Dividend Climate Getting Nasty
For every five companies that raised their dividends in the six months ended June, another six cut their payouts.
If the trend continues, 2009 will be the first year dividend cuts have outnumbered increases since at least 1955. During that 54-year span, annual dividend increases outnumbered decreases by an average of about 15 to 1.
Of the roughly 7,000 stocks Standard & Poor’s tracks, a record 617 reduced or eliminated their payout in the first six months of 2009, more than all of the cuts made between 2002 and 2007. Another round of cuts could occur in August and September, as companies review their 2010 budgets.
With dividend growth harder to find, investors should look at dividends as a percentage of cash flow. Operating cash flow equals net income plus noncash expenses such as depreciation and amortization, plus the change in value of other assets and liabilities. Free cash flow — operating cash flow minus dividends and capital expenditures — reflects a company’s excess funds, which can be used for dividend increases.
In the past four fiscal quarters, the average dividend-paying stock in the S&P 500 Index has paid dividends equal to 27% of operating cash flow and 71% of free cash flow, as shown in the chart below. Companies with ratios above 500% or negative cash flows are excluded. The percentage of cash flow paid out in dividends has increased from last year, suggesting that more companies may be straining to maintain the payout.
However, the 12 stocks in the table below have historically grown their payments. All 12, including the two reviewed below, also commit a smaller-than-average portion of cash flow to the dividend. These companies seem likely to continue raising their dividends.
Aflac ($29; AFL) maintains a robust balance sheet and generates reliable cash flow capable of growing the dividend. Cash assets of $2.21 billion, or $4.73 per share, have more than doubled in the past year and exceed long-term debt by $636 million. Both operating and free cash flow have climbed 16% over the past 12 months. Aflac has increased its payout for 26 consecutive years, including a 17% hike in March.
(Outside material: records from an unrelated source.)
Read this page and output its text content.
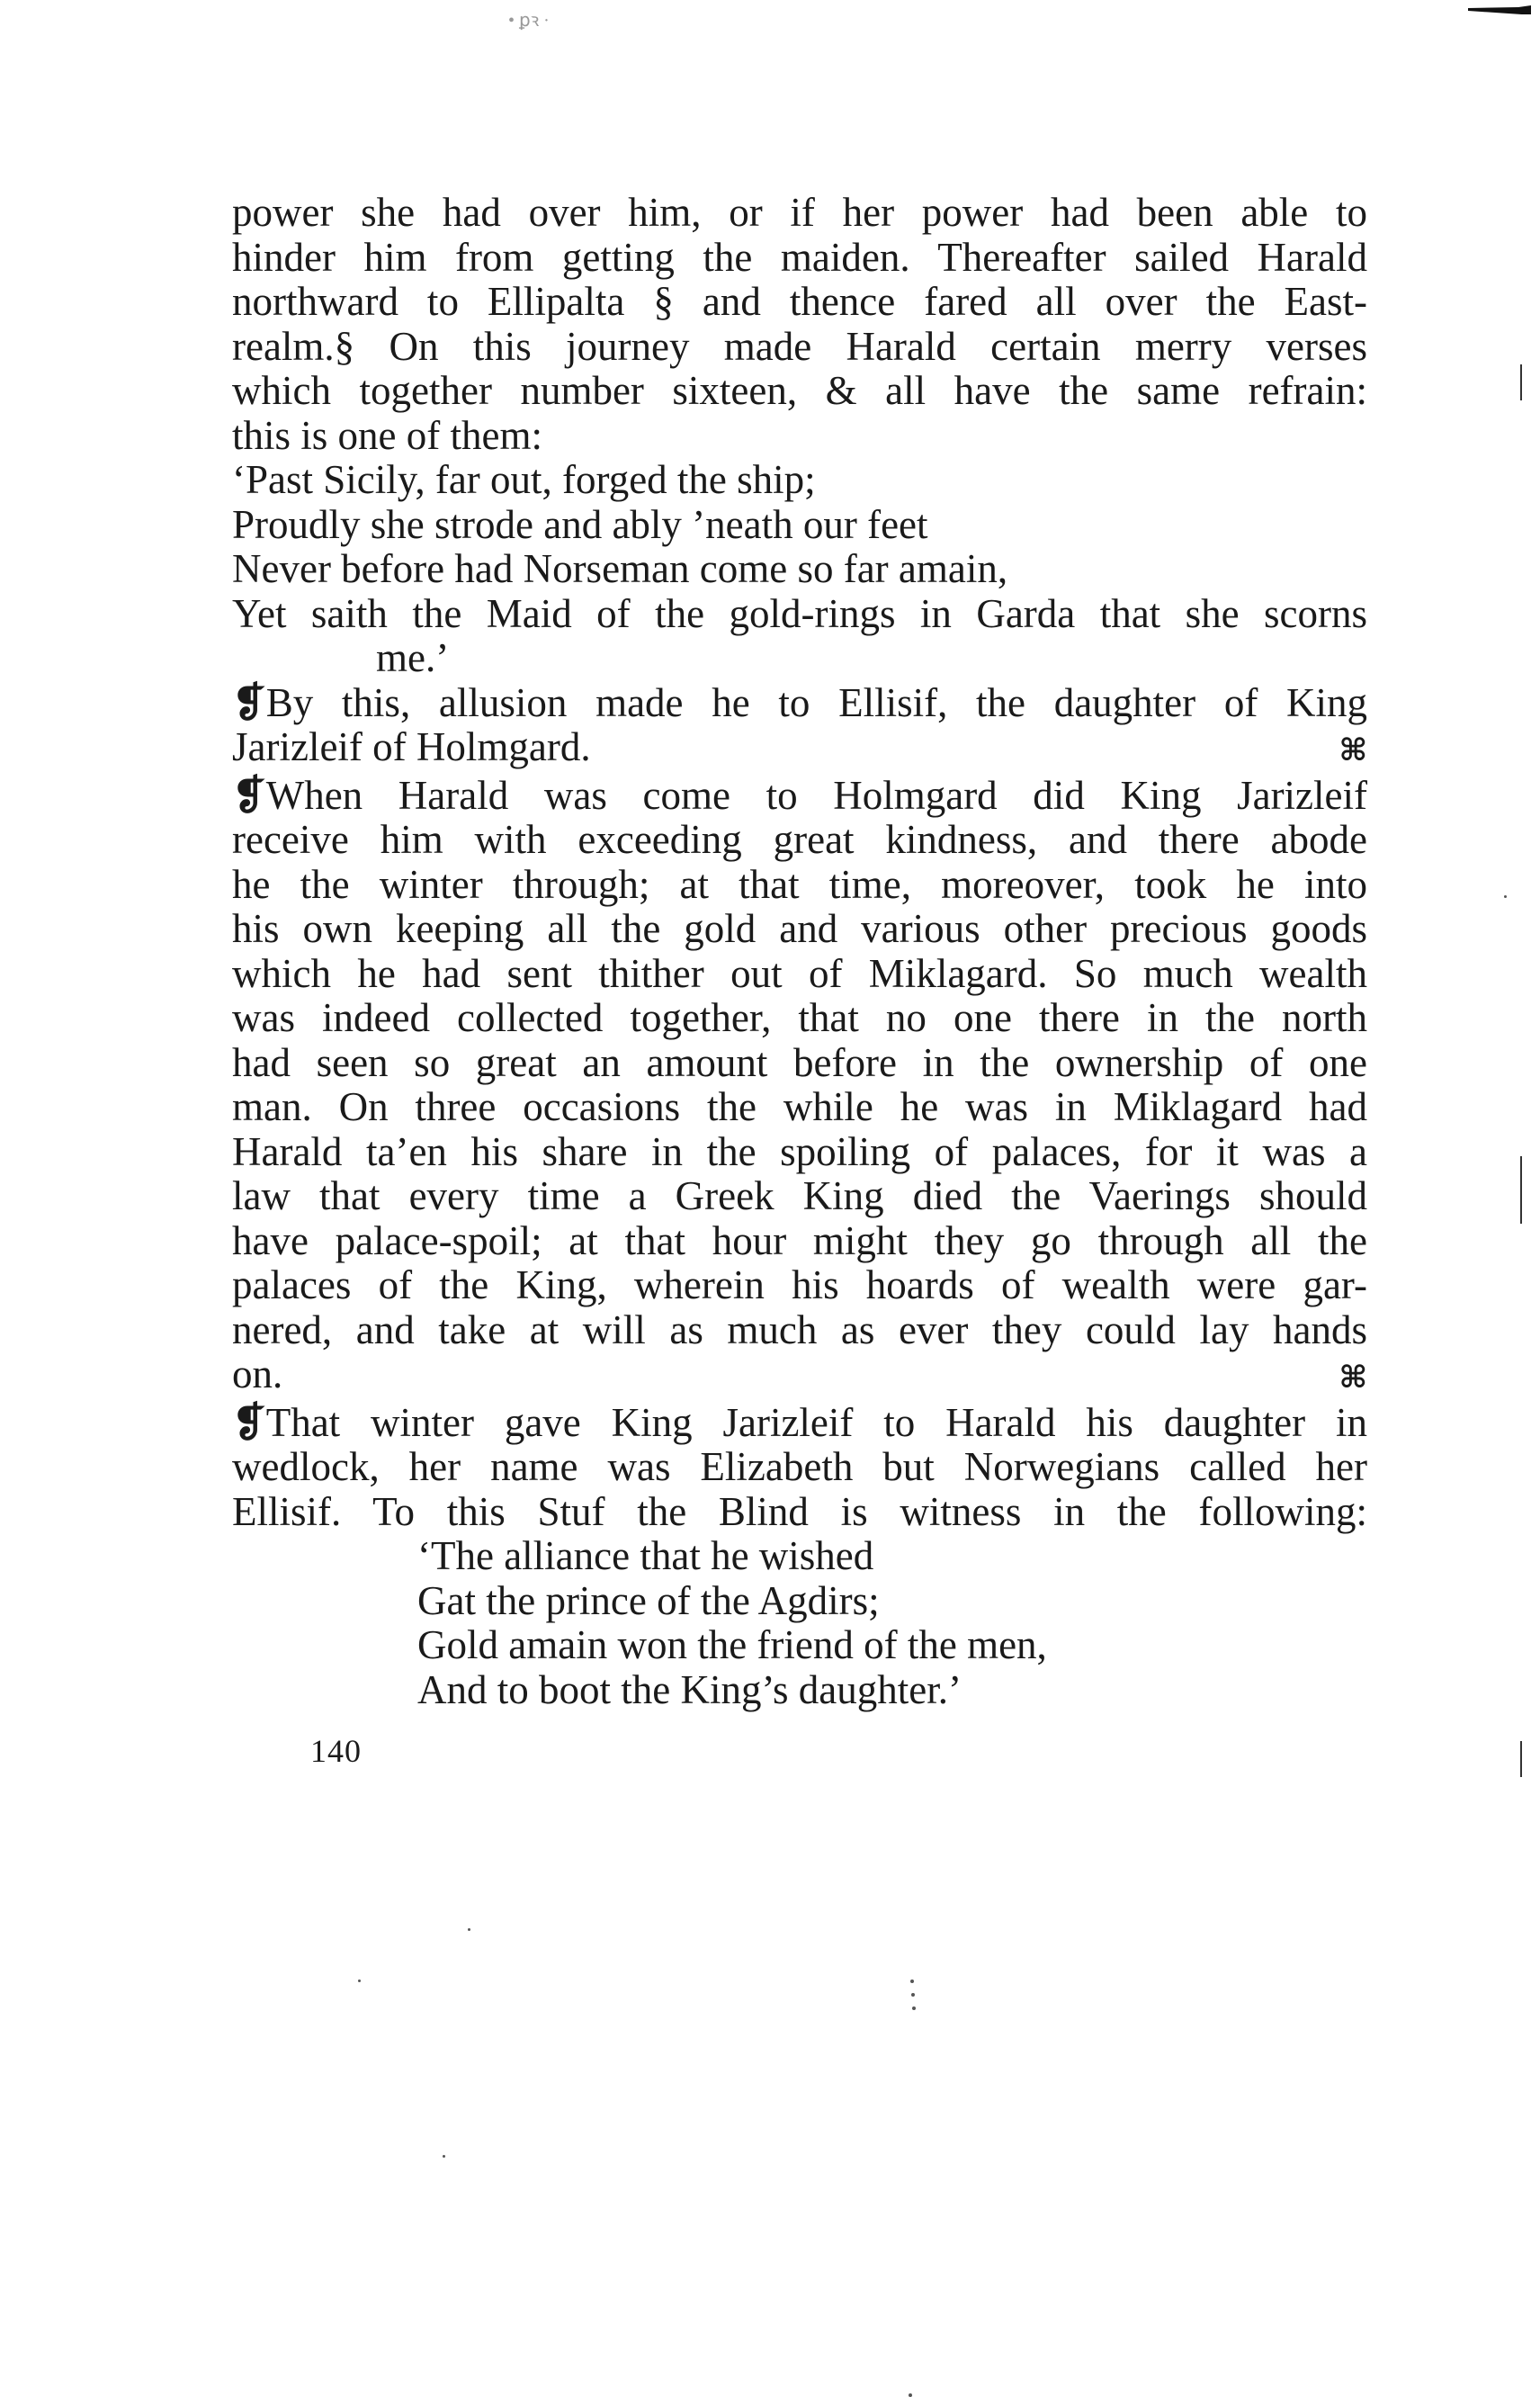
• ꝑꝛ ·
power she had over him, or if her power had been able to
hinder him from getting the maiden. Thereafter sailed Harald
northward to Ellipalta § and thence fared all over the East-
realm.§ On this journey made Harald certain merry verses
which together number sixteen, & all have the same refrain:
this is one of them:
‘Past Sicily, far out, forged the ship;
Proudly she strode and ably ’neath our feet
Never before had Norseman come so far amain,
Yet saith the Maid of the gold-rings in Garda that she scorns
me.’
❡ By this, allusion made he to Ellisif, the daughter of King
Jarizleif of Holmgard.	⌘
❡ When Harald was come to Holmgard did King Jarizleif
receive him with exceeding great kindness, and there abode
he the winter through; at that time, moreover, took he into
his own keeping all the gold and various other precious goods
which he had sent thither out of Miklagard. So much wealth
was indeed collected together, that no one there in the north
had seen so great an amount before in the ownership of one
man. On three occasions the while he was in Miklagard had
Harald ta’en his share in the spoiling of palaces, for it was a
law that every time a Greek King died the Vaerings should
have palace-spoil; at that hour might they go through all the
palaces of the King, wherein his hoards of wealth were gar-
nered, and take at will as much as ever they could lay hands
on.	⌘
❡ That winter gave King Jarizleif to Harald his daughter in
wedlock, her name was Elizabeth but Norwegians called her
Ellisif. To this Stuf the Blind is witness in the following:
‘The alliance that he wished
Gat the prince of the Agdirs;
Gold amain won the friend of the men,
And to boot the King’s daughter.’
140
Aflac, which yields 3.8%, is a Long-Term Buy.
Lockheed Martin ($78; LMT), with annualized dividend growth of 16% over the past five years, typically announces increases in September. Lockheed pays $0.57 per share quarterly, yielding 2.9%. The company has the financial flexibility to support higher payouts. Lockheed holds $2.38 billion in cash, or $6.13 per share, and free cash flow jumped 79% in the March quarter and 71% over the last 12 months. Lockheed Martin is a Long-Term Buy.